Glacial lake outburst floods (GLOFs) are major concern in high mountain regions across the globe...
Dear authors,
This study estimates the potential flood volume (PFV) of glacial lakes from the angle of the post-GLOF flow path. Although it does not evaluate the outburst potential itself, I believe it provides useful information. As a researcher who has conducted similar prior research, I offer several comments that I hope will be helpful.
The fact that the angle of the post-GLOF flow path is small was shown in Figure 6 of Fujita et al. (2013), so I would appreciate it if this could also be mentioned in the manuscript. The difference in PFV estimates ultimately stems from the choice of threshold: 10° in Fujita et al. (2013) and 3° in this study, so it would be good to refer to this point in the discussion.
I believe the Supplement figure represents an important result of this study, so it should be included in the main manuscript.

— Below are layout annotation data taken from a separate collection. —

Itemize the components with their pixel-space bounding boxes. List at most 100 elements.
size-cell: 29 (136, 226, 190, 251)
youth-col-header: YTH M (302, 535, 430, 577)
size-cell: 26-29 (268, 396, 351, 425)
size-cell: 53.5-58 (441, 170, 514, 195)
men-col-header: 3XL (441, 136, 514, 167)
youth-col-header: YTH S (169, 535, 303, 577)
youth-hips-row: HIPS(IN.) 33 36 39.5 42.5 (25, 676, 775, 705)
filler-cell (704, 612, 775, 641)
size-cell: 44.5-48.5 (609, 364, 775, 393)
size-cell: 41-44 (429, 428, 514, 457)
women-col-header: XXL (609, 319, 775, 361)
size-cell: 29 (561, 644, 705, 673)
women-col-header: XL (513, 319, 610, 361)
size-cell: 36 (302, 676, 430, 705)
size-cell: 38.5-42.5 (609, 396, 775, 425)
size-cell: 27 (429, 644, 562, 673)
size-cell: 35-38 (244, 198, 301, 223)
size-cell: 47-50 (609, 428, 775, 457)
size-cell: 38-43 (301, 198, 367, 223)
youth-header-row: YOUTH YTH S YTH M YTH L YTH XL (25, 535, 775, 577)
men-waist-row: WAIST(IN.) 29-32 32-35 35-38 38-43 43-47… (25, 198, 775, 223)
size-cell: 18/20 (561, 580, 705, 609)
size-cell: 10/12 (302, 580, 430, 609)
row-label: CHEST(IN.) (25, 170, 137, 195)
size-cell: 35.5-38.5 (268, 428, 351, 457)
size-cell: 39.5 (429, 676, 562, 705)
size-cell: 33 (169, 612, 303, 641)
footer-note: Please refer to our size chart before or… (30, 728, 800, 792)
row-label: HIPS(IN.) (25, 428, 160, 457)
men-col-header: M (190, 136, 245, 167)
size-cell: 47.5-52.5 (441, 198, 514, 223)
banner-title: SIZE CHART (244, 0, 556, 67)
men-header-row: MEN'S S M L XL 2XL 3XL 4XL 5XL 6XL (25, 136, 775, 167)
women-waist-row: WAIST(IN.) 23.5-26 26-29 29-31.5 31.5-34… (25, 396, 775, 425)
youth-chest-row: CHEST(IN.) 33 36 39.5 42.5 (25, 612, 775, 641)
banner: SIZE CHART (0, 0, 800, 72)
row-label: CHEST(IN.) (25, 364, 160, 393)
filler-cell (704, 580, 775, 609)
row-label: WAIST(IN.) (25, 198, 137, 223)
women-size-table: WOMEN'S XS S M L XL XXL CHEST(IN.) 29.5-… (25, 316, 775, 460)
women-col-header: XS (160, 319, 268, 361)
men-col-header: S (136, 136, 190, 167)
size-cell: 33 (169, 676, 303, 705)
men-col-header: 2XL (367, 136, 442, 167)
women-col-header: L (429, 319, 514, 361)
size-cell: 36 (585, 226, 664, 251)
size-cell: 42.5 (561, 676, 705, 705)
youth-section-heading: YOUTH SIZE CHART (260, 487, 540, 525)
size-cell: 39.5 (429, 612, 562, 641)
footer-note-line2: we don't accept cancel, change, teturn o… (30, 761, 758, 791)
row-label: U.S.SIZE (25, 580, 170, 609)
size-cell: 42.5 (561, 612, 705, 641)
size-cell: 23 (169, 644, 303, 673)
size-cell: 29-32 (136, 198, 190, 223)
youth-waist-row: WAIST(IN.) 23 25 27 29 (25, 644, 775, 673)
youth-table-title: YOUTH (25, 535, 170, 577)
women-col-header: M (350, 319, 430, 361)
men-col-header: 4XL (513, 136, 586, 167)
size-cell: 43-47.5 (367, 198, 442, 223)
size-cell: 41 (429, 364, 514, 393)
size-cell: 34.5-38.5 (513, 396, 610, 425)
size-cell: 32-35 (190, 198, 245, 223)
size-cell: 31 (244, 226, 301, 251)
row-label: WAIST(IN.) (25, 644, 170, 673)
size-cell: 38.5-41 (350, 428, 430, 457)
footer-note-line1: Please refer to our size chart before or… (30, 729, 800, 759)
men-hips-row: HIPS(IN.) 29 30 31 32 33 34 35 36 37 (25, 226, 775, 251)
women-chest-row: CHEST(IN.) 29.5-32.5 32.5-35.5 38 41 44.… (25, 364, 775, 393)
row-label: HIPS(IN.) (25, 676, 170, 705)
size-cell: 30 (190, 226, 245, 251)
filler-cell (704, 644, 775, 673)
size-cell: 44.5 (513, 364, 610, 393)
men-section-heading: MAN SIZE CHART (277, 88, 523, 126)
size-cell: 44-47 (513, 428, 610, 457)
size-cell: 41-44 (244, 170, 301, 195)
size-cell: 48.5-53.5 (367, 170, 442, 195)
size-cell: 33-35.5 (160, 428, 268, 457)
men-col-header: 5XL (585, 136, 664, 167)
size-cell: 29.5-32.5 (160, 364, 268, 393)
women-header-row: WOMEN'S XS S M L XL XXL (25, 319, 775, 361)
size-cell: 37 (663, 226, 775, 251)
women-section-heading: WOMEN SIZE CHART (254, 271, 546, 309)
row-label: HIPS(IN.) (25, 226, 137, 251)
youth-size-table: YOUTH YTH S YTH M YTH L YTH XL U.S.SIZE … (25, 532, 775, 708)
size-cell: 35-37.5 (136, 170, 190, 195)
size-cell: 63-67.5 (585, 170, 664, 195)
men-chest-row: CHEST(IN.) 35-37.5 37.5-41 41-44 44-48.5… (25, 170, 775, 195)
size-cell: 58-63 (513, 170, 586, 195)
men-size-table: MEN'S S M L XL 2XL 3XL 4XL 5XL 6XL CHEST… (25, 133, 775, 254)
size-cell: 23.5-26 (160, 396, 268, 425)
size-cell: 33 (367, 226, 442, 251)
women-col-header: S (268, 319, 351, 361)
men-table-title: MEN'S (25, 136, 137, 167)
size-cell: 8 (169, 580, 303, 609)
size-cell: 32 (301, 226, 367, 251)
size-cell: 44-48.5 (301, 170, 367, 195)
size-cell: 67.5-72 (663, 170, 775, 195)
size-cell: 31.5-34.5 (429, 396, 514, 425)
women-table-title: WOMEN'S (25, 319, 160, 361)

It should also be discussed what characteristics glacial lakes with large angles maintained even after outburst tend to have.
I have some objections regarding the method shown in Figure 1D and Equations 1 & 2. What can actually be measured from satellite data is the “horizontal distance”, not the “slope distance”; therefore, “d” should be treated as the horizontal distance, and the angle should be calculated using the arctangent (Equation 1). In addition, Equation 2 should be computed using the tangent.
In estimating the PFV shown in Figure 2, the calculations use the moraine crest, but glacial lakes are not necessarily filled with water up to the top of the moraine. Therefore, it would be better to use the lakeshore, which is easier to identify in satellite imagery.
The moraine toe boundary is not clearly identifiable for all glacial lakes. The impact of uncertainty in determining the toe position on the PFV should be evaluated.
Regarding the PFV re-evaluated in Table 1, Fujita et al. (2013) assessed PFV for many glacial lakes and also provided their location information in the Supplement. Therefore, PFV should be evaluated for a larger number of glacial lakes.